They are part of the sound and smoke which fill all Years; and which vanish into next to nothing, oftenest into pure nothing, when the Years have waited a little.
Friedrich's finances, copper and other, were got completed; his Armies too were once more put on a passable footing;--and this Year will have its realities withal.
Gotzkowsky, in regard to those Leipzig Finance difficulties, yields me a date, which is supplementary to some of the Archenholtz details.

I find it was "January 20th, 1761,"-- precisely while the Saldern Interview, and subsequent wreck of Hubertsburg, went on,--that "Gotzkowsky arrived in Leipzig," [Rodenbeck, ii.

77.] and got those unfortunate Seventeen out of ward, and the contributions settled.
And withal, at Paris, in the same hours, there went on a thing worth noting.

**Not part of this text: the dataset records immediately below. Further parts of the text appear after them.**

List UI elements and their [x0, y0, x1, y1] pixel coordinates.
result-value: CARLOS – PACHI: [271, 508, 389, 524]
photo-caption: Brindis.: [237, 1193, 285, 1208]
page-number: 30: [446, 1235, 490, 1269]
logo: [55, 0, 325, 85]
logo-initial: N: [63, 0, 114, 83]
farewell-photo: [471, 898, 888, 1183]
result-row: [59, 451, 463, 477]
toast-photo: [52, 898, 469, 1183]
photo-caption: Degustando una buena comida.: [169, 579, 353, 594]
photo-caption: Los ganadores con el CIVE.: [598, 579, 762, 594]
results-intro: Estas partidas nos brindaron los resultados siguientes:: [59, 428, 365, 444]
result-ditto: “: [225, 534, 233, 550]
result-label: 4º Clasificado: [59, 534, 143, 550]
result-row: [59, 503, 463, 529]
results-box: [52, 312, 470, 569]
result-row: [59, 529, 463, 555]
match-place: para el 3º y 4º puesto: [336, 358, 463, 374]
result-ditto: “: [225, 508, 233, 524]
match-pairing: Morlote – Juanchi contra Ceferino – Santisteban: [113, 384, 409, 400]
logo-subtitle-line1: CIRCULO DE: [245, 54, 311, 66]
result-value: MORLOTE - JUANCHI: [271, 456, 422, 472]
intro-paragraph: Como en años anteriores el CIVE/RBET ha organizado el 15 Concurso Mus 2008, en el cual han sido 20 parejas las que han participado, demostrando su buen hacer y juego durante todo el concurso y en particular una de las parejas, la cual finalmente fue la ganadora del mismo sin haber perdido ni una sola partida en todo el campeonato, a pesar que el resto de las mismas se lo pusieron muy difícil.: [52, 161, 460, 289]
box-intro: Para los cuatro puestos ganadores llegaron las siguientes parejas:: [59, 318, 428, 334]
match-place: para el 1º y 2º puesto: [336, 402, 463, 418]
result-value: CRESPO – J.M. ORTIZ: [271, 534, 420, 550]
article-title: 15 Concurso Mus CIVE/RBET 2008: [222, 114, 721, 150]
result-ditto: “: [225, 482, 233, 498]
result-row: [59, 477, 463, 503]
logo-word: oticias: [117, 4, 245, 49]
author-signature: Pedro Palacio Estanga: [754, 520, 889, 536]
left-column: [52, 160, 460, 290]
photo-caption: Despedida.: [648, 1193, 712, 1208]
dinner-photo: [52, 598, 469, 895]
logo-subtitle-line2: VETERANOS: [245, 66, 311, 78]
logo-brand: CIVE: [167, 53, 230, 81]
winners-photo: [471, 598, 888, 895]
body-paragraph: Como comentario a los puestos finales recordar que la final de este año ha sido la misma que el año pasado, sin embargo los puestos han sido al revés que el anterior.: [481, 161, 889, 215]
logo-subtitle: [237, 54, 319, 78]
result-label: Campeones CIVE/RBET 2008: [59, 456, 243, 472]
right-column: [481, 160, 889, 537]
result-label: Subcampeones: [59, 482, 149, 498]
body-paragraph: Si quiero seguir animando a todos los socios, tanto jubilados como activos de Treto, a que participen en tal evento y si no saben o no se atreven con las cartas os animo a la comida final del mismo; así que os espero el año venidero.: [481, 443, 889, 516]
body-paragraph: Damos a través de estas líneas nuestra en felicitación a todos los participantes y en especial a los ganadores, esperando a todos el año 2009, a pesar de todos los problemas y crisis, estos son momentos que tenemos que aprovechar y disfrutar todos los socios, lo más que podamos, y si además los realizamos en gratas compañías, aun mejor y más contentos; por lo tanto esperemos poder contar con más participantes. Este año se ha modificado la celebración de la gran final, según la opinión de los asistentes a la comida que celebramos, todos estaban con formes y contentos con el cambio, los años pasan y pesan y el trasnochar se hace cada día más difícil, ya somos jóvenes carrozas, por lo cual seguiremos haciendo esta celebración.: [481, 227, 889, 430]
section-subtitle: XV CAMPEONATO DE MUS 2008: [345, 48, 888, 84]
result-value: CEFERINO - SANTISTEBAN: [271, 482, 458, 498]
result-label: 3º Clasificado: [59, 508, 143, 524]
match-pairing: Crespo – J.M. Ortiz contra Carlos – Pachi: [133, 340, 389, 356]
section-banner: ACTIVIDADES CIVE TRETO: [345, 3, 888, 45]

That January day, while Icilius was busy on the Schloss of Hubertsburg, poor old Marechal de Belleisle,--mark him, reader!--"in the Rue de Lille at Paris," lay sunk in putrid fever; and on the fourth day after, "January 26th, 1761," the last of the grand old Frenchmen died.
"He had been reported dead three days before," says Barbier: "the public wished it so; they laid the blame on him of this apparent" (let a cautious man write it, "apparent) derangement in our affairs,"-- instead of thanking him for all he had done and suffered (loss of so much, including reputation and an only Son) to repair and stay the same.